ClawHub

🦒 Giraffe Guard — 长颈鹿卫士

PassAudited by ClawScan on May 10, 2026.

Overview

Giraffe Guard appears to be a purpose-aligned local security scanner, but it reads selected directories, may clone user-supplied repositories, and its reports can include sensitive snippets.

This skill looks reasonable for local security auditing. Before installing or running it, verify the package/source, run it only on directories or repositories you intend to scan, and handle verbose/JSON/SARIF outputs as potentially sensitive because they may include credential or private-key findings.

Findings (4)

Artifact-based informational review of SKILL.md, metadata, install specs, static scan signals, and capability signals. ClawScan does not execute the skill or run runtime probes.

Low
#ASI02: Tool Misuse and Exploitation
What this means

The script can read and analyze files under whatever target directory the user or agent provides.

Why it was flagged

The skill's main capability is a user-invoked shell script that scans a user-specified local directory.
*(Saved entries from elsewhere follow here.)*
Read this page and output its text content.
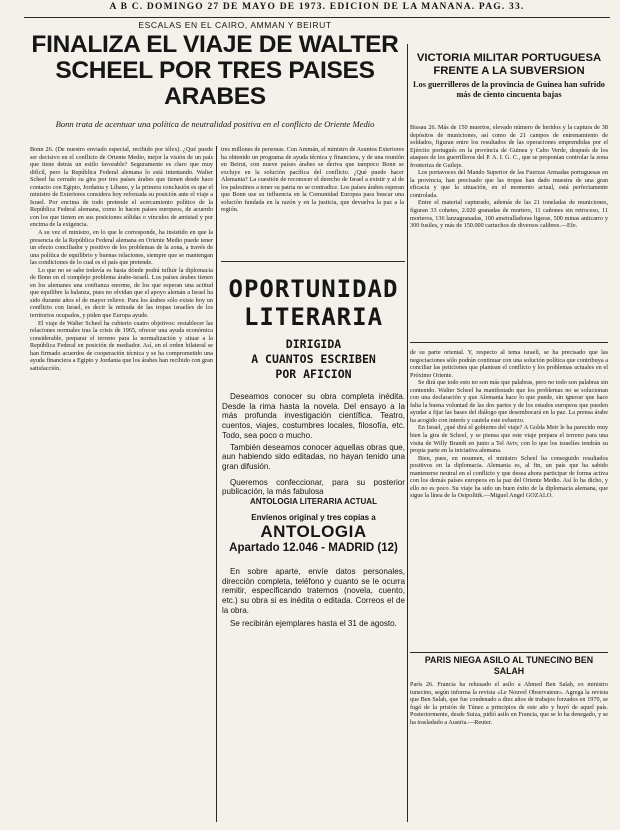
A B C. DOMINGO 27 DE MAYO DE 1973. EDICION DE LA MAÑANA. PAG. 33.
ESCALAS EN EL CAIRO, AMMAN Y BEIRUT
FINALIZA EL VIAJE DE WALTER SCHEEL POR TRES PAISES ARABES

Bonn trata de acentuar una política de neutralidad positiva en el conflicto de Oriente Medio

Bonn 26. (De nuestro enviado especial, recibido por télex). ¿Qué puede ser decisivo en el conflicto de Oriente Medio, mejor la visión de un país que tiene detrás un estilo favorable? Seguramente es claro que muy difícil, pero la República Federal alemana lo está intentando. Walter Scheel ha cerrado su gira por tres países árabes que tienen desde hace contacto con Egipto, Jordania y Líbano, y la primera conclusión es que el ministro de Exteriores considera hoy reforzada su posición ante el viaje a Israel. Por encima de todo pretende el acercamiento político de la República Federal alemana, como lo hacen países europeos, de acuerdo con los que tienen en sus posiciones sólidas o vínculos de amistad y por encima de la exigencia.

A su vez el ministro, en lo que le corresponde, ha insistido en que la presencia de la República Federal alemana en Oriente Medio puede tener un efecto conciliador y positivo de los problemas de la zona, a través de una política de equilibrio y buenas relaciones, siempre que se mantengan las condiciones de lo cual es el país que pretende.

Lo que no se sabe todavía es hasta dónde podrá influir la diplomacia de Bonn en el complejo problema árabe-israelí. Los países árabes tienen en los alemanes una confianza enorme, de los que esperan una actitud que equilibre la balanza, pues no olvidan que el apoyo alemán a Israel ha sido durante años el de mayor relieve. Para los árabes sólo existe hoy un conflicto con Israel, es decir la retirada de las tropas israelíes de los territorios ocupados, y piden que Europa ayude.

El viaje de Walter Scheel ha cubierto cuatro objetivos: restablecer las relaciones normales tras la crisis de 1965, ofrecer una ayuda económica considerable, preparar el terreno para la normalización y situar a la República Federal en posición de mediador. Así, en el orden bilateral se han firmado acuerdos de cooperación técnica y se ha comprometido una ayuda financiera a Egipto y Jordania que los árabes han recibido con gran satisfacción.

tres millones de personas. Con Ammán, el ministro de Asuntos Exteriores ha obtenido un programa de ayuda técnica y financiera, y de una reunión en Beirut, con nueve países árabes se deriva que tampoco Bonn se excluye en la solución pacífica del conflicto. ¿Qué puede hacer Alemania? La cuestión de reconocer el derecho de Israel a existir y al de los palestinos a tener su patria no se contradice. Los países árabes esperan que Bonn use su influencia en la Comunidad Europea para buscar una solución fundada en la razón y en la justicia, que devuelva la paz a la región.

OPORTUNIDAD

LITERARIA

DIRIGIDA

A CUANTOS ESCRIBEN

POR AFICION

Deseamos conocer su obra completa inédita. Desde la rima hasta la novela. Del ensayo a la más profunda investigación científica. Teatro, cuentos, viajes, costumbres locales, filosofía, etc. Todo, sea poco o mucho.

También deseamos conocer aquellas obras que, aun habiendo sido editadas, no hayan tenido una gran difusión.

Queremos confeccionar, para su posterior publicación, la más fabulosa

ANTOLOGIA LITERARIA ACTUAL

Envíenos original y tres copias a

ANTOLOGIA

Apartado 12.046 - MADRID (12)

En sobre aparte, envíe datos personales, dirección completa, teléfono y cuanto se le ocurra remitir, especificando tratemos (novela, cuento, etc.) su obra si es inédita o editada. Correos el de la obra.

Se recibirán ejemplares hasta el 31 de agosto.

VICTORIA MILITAR PORTUGUESA FRENTE A LA SUBVERSION

Los guerrilleros de la provincia de Guinea han sufrido más de ciento cincuenta bajas

Bissau 26. Más de 150 muertos, elevado número de heridos y la captura de 38 depósitos de municiones, así como de 21 campos de entrenamiento de soldados, figuran entre los resultados de las operaciones emprendidas por el Ejército portugués en la provincia de Guinea y Cabo Verde, después de los ataques de los guerrilleros del P. A. I. G. C., que se proponían controlar la zona fronteriza de Guileje.

Los portavoces del Mando Superior de las Fuerzas Armadas portuguesas en la provincia, han precisado que las tropas han dado muestra de una gran eficacia y que la situación, en el momento actual, está perfectamente controlada.

Entre el material capturado, además de las 21 toneladas de municiones, figuran 33 cohetes, 2.020 granadas de mortero, 11 cañones sin retroceso, 11 morteros, 136 lanzagranadas, 100 ametralladoras ligeras, 500 minas anticarro y 300 fusiles, y más de 150.000 cartuchos de diversos calibres.—Efe.

de su parte oriental. Y, respecto al tema israelí, se ha precisado que las negociaciones sólo podrán continuar con una solución política que contribuya a conciliar las peticiones que plantean el conflicto y los problemas actuales en el Próximo Oriente.

Se dirá que todo esto no son más que palabras, pero no todo son palabras sin contenido. Walter Scheel ha manifestado que los problemas no se solucionan con una declaración y que Alemania hace lo que puede, sin ignorar que hace falta la buena voluntad de las dos partes y de los estados europeos que pueden ayudar a fijar las bases del diálogo que desembocará en la paz. La prensa árabe ha acogido con interés y cautela este esfuerzo.

En Israel, ¿qué dirá el gobierno del viaje? A Golda Meir le ha parecido muy bien la gira de Scheel, y se piensa que este viaje prepara el terreno para una visita de Willy Brandt en junio a Tel Aviv, con lo que los israelíes tendrán su propia parte en la iniciativa alemana.

Bien, pues, en resumen, el ministro Scheel ha conseguido resultados positivos en la diplomacia. Alemania es, al fin, un país que ha sabido mantenerse neutral en el conflicto y que desea ahora participar de forma activa con los demás países europeos en la paz del Oriente Medio. Así lo ha dicho, y ello no es poco. Su viaje ha sido un buen éxito de la diplomacia alemana, que sigue la línea de la Ostpolitik.—Miguel Angel GOZALO.

PARIS NIEGA ASILO AL TUNECINO BEN SALAH

París 26. Francia ha rehusado el asilo a Ahmed Ben Salah, ex ministro tunecino, según informa la revista «Le Nouvel Observateur». Agrega la revista que Ben Salah, que fue condenado a diez años de trabajos forzados en 1970, se fugó de la prisión de Túnez a principios de este año y huyó de aquel país. Posteriormente, desde Suiza, pidió asilo en Francia, que se lo ha denegado, y se ha trasladado a Austria.—Reuter.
This is expected for the scanner's purpose, but the supplied path controls what local files are inspected.

Skill content
{baseDir}/scripts/audit.sh --verbose --context 3 --whitelist whitelist.txt --skip-dir node_modules /path/to/skills
Recommendation

Run it only against intended skill or repository directories, and review the target path before allowing an agent to invoke it.

Low
#ASI04: Agentic Supply Chain Vulnerabilities
What this means

If used with a remote URL, the tool will make a network request and download repository contents for scanning.

Why it was flagged

Pre-install mode can fetch a user-supplied git repository into a temporary directory before scanning. Hooks are disabled and installation is not run, but it still relies on an external source selected at runtime.

Skill content
git clone --depth 1 --config core.hooksPath=/dev/null "$TARGET_DIR" "$PRE_INSTALL_TMPDIR/repo"
Recommendation

Use pre-install mode only with repositories you intentionally select, and verify the repository URL/source before scanning.

Low
#ASI06: Memory and Context Poisoning
What this means

Terminal output, JSON, SARIF, or CI logs could expose secret-looking strings found in local files.

Why it was flagged

The scanner can show line context for findings and includes rules for credentials/private keys. Reports or verbose output may therefore contain sensitive snippets from scanned files.

Skill content
`--verbose` mode shows matching line context ... `sensitive-file-leak` | Private keys/credentials
Recommendation

Avoid publishing verbose reports publicly; treat scan outputs as sensitive if they include credential or private-key findings.

Info
#ASI10: Rogue Agents
What this means

If you add the suggested policy, future skill installs may be blocked based on this scanner's results.

Why it was flagged

The README suggests a user-directed persistent workflow policy that can affect future skill activation decisions. This is security-aligned and disclosed, but it changes future agent behavior if adopted.

Skill content
Add to your `TOOLS.md` to enforce scanning on every skill install ... Exit 2  block activation, notify user
Recommendation

Add this TOOLS.md rule only if you want that enforcement behavior, and keep a clear user-review or override process for findings.